Rubio then said that there are a couple of provisions in the bill that he supports: the ban on insurance companies charging higher rates for people with preexisting conditions and allowing people up to age 26 stay on their parents' insurance plan. I asked Rubio how he could include the ban on discriminating against people with preexisting conditions without having insurance rates skyrocket. He replied that he thinks the ban could work if it is coupled with support for high risk pools and free market reforms:
"Here's the deal. The way you balance that out is the combination of things. Number 1, the existence of high risk pools at the state level which I have supported and believe is a proper function [of government]. There are some folks in our society that are chronically ill that are difficult to insure from an actuarial standpoint and that require something like high risk pools. ...

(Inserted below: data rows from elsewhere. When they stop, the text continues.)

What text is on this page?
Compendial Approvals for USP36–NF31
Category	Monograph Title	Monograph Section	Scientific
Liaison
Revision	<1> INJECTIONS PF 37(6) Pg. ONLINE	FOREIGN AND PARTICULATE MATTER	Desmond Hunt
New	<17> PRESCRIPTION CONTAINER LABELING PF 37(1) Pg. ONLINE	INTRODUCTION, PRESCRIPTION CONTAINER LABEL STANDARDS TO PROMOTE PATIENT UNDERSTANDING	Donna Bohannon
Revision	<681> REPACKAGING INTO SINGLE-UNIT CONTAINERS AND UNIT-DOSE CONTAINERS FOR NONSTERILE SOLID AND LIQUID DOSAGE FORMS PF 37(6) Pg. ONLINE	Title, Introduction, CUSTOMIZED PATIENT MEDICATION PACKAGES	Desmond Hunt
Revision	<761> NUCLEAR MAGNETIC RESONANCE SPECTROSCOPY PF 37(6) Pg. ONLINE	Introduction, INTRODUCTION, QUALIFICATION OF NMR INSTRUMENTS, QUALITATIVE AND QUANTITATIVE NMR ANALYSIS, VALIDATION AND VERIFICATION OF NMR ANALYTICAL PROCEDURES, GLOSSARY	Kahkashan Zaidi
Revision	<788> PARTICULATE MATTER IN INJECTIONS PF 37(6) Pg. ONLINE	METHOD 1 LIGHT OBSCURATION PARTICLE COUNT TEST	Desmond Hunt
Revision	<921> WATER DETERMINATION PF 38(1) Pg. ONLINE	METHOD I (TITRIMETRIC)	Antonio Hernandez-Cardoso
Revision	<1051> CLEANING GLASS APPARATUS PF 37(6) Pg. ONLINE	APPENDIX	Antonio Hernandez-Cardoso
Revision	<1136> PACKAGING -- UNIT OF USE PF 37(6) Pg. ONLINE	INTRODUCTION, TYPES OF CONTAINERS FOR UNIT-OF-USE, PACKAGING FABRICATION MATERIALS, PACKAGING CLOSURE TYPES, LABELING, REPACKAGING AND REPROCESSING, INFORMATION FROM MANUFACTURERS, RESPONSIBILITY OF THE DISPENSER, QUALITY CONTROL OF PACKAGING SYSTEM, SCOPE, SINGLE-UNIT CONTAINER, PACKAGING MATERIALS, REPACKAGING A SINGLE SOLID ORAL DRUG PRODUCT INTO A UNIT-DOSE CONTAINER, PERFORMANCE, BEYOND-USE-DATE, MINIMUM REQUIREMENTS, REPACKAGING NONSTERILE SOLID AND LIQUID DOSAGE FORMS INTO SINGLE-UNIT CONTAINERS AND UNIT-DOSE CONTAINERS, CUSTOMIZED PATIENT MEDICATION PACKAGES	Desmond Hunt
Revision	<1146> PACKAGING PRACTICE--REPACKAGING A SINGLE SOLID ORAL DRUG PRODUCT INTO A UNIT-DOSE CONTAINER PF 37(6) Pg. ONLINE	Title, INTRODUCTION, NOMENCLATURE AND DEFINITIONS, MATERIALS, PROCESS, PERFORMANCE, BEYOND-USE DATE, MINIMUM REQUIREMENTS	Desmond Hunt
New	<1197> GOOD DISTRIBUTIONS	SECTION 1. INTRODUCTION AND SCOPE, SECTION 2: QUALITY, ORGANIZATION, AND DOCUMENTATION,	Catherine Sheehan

"The second concept is you want a healthy insurance market. You want more healthy people to be buying insurance. And the way you make that possible is by providing a health insurance marketplace where there are products being sold that make sense for them to buy and you're only going to have that if you have a vibrant private market where there's real competition."
I'm not sure if the ban is workable--or necessary if the government properly funds high risk pools. But I think it's fair to say that this Talking Points Memo blog post--"Rubio: I Wouldn't Repeal All Of Health Care Reform"--is misleading.
Rubio supports completely repealing Obamacare--his spokesman confirms that he backs Sen. Jim DeMint’s one-line repeal bill. And in a separate piece of legislation, he would include free-market reforms, as well as support for high-risk pools and a ban on discriminating against people with preexisting conditions.